A elegância da obra de Pape,
com fios dourados que constroem pilares quadrados, está
também no vídeo da italiana
Grazia Toderi, "Orbite Rosse"
(órbitas vermelhas), uma imagem ovalada com milhares de
estrelas, que parece um mapa
de uma galáxia, mas que, vista
de perto, são bombardeios de
guerra, um dos trabalhos mais
fortes da mostra.
O argentino Tomas Saraceno, em operação semelhante,
constrói uma das mais surpreendentes instalações da
Bienal, com fios que se transformam em globos, e dificultam o caminhar dos visitantes.
"Fazer Mundos" -a mostra
tem 47 línguas no título, para
tratar a arte como forma de tradução- se vale também da fragilidade, como os fios de Pape, o
que faz com que a ideia de desenho seja recorrente, como nas
obras de Marjetica Potrc, Öyvind Fahlström ou Richard
Wentworth, entre outros.
A fragilidade/potência está
também nas formas de expor,
como nas fotos de vários formatos, algumas coladas na parede com fita adesiva, na sala de
Wolfgang Tillmans, na invisibilidade da obra de Renata Lucas,
ao asfaltar partes do chão da exposição, por onde muitos caminharam sem perceber.

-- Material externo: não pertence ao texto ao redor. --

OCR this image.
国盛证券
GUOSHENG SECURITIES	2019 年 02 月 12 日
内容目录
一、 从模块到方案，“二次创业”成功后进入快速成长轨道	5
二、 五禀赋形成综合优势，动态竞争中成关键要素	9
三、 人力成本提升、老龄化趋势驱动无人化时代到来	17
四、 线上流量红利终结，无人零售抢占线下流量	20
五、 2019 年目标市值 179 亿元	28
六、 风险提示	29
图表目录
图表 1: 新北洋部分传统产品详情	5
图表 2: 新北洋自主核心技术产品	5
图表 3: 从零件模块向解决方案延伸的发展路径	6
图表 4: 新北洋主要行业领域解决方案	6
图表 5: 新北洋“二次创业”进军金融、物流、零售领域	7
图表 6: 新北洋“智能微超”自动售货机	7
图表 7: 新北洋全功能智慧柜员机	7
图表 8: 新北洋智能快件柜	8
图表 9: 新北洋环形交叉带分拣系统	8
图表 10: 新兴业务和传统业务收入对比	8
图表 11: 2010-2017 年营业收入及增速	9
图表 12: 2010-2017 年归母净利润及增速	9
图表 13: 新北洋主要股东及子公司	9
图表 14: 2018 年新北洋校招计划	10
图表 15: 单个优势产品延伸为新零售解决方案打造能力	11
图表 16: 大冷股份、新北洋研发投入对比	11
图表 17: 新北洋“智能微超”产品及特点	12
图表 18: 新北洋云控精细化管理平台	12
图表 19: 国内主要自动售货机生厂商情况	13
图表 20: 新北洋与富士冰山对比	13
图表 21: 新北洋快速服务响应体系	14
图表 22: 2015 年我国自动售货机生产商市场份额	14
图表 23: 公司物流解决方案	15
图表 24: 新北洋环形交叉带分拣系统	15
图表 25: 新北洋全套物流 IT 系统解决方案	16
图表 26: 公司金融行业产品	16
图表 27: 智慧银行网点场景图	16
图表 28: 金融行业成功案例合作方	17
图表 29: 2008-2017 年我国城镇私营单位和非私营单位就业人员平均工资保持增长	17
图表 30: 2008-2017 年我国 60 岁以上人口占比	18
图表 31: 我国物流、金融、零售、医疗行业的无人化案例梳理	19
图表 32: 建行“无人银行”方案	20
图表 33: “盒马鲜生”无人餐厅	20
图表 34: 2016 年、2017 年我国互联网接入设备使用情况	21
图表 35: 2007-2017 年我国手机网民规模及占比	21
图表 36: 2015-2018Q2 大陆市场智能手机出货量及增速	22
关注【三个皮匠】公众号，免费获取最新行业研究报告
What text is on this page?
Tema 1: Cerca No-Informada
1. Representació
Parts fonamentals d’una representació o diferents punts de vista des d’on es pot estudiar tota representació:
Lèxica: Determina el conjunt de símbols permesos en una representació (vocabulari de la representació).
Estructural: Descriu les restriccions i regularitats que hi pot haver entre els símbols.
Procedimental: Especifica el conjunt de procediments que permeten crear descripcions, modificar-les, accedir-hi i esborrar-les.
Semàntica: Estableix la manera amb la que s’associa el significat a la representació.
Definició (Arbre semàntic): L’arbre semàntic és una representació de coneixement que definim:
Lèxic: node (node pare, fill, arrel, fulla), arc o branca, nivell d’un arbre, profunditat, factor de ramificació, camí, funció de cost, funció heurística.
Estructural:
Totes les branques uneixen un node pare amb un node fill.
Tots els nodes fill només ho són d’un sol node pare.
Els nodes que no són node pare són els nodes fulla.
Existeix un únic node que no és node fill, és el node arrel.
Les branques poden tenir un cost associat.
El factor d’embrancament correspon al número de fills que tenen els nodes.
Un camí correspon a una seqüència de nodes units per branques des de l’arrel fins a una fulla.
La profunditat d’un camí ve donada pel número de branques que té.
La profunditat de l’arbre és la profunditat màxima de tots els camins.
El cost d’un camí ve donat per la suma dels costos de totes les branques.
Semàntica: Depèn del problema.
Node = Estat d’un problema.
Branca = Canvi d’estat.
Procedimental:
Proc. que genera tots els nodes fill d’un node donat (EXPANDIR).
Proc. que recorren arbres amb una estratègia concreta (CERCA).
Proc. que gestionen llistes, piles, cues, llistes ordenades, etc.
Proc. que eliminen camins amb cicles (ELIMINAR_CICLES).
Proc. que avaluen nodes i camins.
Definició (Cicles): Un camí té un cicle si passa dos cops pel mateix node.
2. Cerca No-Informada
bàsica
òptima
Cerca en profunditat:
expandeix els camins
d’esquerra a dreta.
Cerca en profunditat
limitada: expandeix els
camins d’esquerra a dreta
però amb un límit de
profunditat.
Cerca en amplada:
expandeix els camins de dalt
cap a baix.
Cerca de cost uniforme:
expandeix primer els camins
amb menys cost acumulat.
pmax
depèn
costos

Mas a qualidade na seleção
dos 77 artistas de Birnbaum,
com o assistente Jochen Volz,
também se revela problemática: a delicadeza das obras evita
controvérsias, como se o fazer
mundos na arte ocorresse num
sentido paralelo ao seu contexto. "Fazer Mundos" diagnostica bem a fragilidade que o mundo enfrenta, mas fica aí.
Brasil exótico
Já as representações nacionais seguem com disparidades
gritantes. Por um lado, pavilhões como o dos Estados Unidos, que merecidamente ganhou o Leão de Ouro com Bruce Nauman, gastam milhões de dólares numa demonstração de
poder -dessa vez, os EUA além
de seu próprio espaço ocuparam outros dois na cidade.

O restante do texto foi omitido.